Среди многих вопросов, ставших на II Ватиканском Соборе предметом жарких споров, на первом месте епископская коллегиальность. Историк Церкви Джон О’Мэлли пишет: «На Соборе епископская коллегиальность играла роль громоотвода. Ни один раздел ни в каком другом документе не вызывал стольких возражений и не подвергался столь дотошному рассмотрению, как глава 3 в Lumen gentium. Даже после того, как Собор подавляющим большинством одобрил эту главу, вопрос не был исчерпан и вернулся — напоследок — в знаменитом Предварительном примечании (Nota praevia), приложенном к декрету „по поручению вышестоящей власти”. Яростное и непримиримое возражение против синодальности со стороны маленького, но могущественного меньшинства на Соборе […] показывает, что речь идет о чем-то важном, не просто об обновлении и развитии»[1].

В чем смысл епископской коллегиальности? Что делает ее такой спорной? Откуда она возникла?

Смысл епископской коллегиальности

Епископы и богословы, участвовавшие во II Ватиканском Соборе, прекрасно понимали, что I Ватиканский Собор (1869–70), разобравшись с вопросом о власти Папы, не успел рассмотреть положение епископов в Церкви и по отношению к Понтифику. Из-за того что эта работа осталась неоконченной, почти на целый век Церковь получила в наследство весьма несбалансированную экклезиологию. Было ясно, что проблему надо решать. Столь же очевидно было и то, что дело это непростое. Так, по итогам дебатов о применении народного языка в литургии, на первой сессии в октябре 1962 года II Ватиканский Собор постановил, что решение об использовании английского, французского, японского и т. д. языков должно приниматься на местном уровне и только теми, кого отцы обозначили как «компетентные территориальные епископские ассамблеи» (Sacrosanctum Concilium [SC], n. 22), то есть епископами стран или регионов, говорящих на данном языке. Но что за орган будет принимать такие решения и как это вообще будет работать — оставалось неясным до дискуссии о документе, посвященном Церкви, Lumen gentium (LG).

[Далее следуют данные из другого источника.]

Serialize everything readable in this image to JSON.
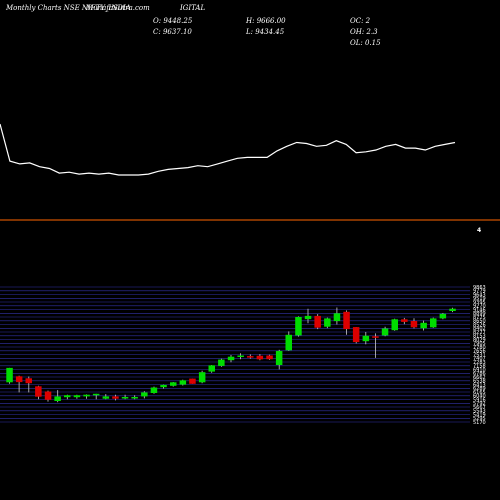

После того как подготовительный документ о Церкви был отвергнут на первой сессии, на второй (октябрь 1963 г.) провели совещательное голосование, чтобы сформулировать мнение Собора по вопросу о епископской коллегиальности. 84 % епископов согласились с тем, «что корпус, или коллегия епископов наследует коллегии апостолов и обладает в единстве с Папой, своим главой, полной и высшей властью в Церкви»[2]. Так был проложен путь к финальному варианту, который гласит: «Как по установлению Господню святой Петр и прочие Апостолы составляют одну апостольскую Коллегию, равным образом связаны между собой Римский Понтифик, преемник Петра, и Епископы, преемники Апостолов. Уже очень древний порядок, согласно которому Епископы, поставленные по всему миру, общались друг с другом и с Римским Епископом, храня узы единства, любви и мира, а также созывавшиеся Соборы, на которых важнейшие решения принимались совместно, по рассмотрении мнений многих участников, знаменуют собою сущность и коллегиальные основания епископского чина. Это с очевидностью подтверждается и Вселенскими Соборами, состоявшимися на протяжении веков» (LG 22).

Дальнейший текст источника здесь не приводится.